学术文献库

Sub-nm resolution images can be achieved by Atomic Force Microscopy (AFM) on samples that are deposited on hard substrates. However, it is still extremely challenging to image soft interfaces, such as biological membranes, due to the deformations induced by the tip. Photonic Force Microscopy (PhFM), based on optical tweezers (OT), represents an interesting alternative for soft scanning-probe microscopy. Using light instead of a physical cantilever to hold the scanning probe results in a stiffness ($k_{OT}\sim0.1-0.001$ pN/nm) which can be 2-3 orders of magnitude lower than that of standard cantilevers ($k_{AFM}\sim 10$ pN/nm). Combined with nm resolution of displacement measurements of the trapped probe, this allows for imaging soft materials without force-induced artefacts.

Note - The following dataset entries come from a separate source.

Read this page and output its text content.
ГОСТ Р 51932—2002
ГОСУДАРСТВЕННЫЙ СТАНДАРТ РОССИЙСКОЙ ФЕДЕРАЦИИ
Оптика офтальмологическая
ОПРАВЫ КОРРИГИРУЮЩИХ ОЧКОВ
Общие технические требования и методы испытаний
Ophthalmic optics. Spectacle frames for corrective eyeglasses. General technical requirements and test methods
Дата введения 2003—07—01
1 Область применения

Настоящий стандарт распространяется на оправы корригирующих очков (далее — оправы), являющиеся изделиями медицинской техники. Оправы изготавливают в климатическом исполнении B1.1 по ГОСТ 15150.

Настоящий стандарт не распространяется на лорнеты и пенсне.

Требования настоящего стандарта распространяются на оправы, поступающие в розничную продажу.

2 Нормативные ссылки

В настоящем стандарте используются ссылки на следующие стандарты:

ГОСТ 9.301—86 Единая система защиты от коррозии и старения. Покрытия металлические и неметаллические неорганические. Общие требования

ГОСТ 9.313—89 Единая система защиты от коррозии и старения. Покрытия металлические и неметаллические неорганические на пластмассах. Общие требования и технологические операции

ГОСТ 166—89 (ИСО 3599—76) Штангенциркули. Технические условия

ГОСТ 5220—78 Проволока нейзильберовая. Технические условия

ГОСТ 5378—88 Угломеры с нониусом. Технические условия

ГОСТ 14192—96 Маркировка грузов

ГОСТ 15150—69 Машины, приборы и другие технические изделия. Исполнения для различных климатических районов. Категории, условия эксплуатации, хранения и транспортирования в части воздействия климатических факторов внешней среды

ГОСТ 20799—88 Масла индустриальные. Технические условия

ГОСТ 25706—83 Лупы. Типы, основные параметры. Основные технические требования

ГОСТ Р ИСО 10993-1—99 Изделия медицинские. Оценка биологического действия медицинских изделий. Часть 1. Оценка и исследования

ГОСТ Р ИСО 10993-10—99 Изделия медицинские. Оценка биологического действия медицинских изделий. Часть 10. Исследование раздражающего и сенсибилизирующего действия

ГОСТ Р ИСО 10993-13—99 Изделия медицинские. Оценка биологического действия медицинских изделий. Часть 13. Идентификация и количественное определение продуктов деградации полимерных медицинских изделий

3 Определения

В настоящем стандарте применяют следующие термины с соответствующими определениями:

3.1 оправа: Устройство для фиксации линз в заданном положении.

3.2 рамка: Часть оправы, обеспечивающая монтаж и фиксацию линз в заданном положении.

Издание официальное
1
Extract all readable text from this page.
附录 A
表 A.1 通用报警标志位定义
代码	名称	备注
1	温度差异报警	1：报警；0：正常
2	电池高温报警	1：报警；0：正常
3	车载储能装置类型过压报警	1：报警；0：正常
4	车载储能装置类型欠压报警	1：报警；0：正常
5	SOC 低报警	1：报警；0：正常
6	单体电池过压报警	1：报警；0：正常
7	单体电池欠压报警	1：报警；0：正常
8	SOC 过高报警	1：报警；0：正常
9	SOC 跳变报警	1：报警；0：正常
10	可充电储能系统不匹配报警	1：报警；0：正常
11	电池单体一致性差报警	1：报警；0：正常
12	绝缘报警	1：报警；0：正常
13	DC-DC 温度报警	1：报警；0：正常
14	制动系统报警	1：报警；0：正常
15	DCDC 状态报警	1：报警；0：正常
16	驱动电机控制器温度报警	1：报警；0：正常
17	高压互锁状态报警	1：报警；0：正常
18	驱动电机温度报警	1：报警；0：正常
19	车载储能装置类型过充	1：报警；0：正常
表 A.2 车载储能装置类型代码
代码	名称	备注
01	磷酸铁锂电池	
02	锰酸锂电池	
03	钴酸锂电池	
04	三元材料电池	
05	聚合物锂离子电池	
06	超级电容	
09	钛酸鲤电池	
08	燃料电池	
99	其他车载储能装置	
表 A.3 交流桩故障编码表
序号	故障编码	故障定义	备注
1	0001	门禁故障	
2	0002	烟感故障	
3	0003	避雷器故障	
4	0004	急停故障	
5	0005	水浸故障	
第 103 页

However, the size of the optically trapped probe, often chosen as a $\sim μ$m-size sphere, has so far limited the resolution of PhFM. Here we show a novel and simple nanofabrication protocol to massively produce optically trappable quartz particles which mimic the sharp tips of AFM. We demonstrate and quantify the stable trapping of particles with tips as sharp as 35 nm, the smallest used in PhFM to date. Raster scan images of rigid nanostructures with features smaller than 80 nm obtained with our tips compare well with AFM images of the same samples. Imaging the membrane of living malaria-infected red blood cells produces no visible artefacts and reveals the sub-micron structural features termed knobs, related to the parasite activity within the cell. The use of nano-engineered particles in PhFM opens the way to imaging soft and biological samples at high resolution.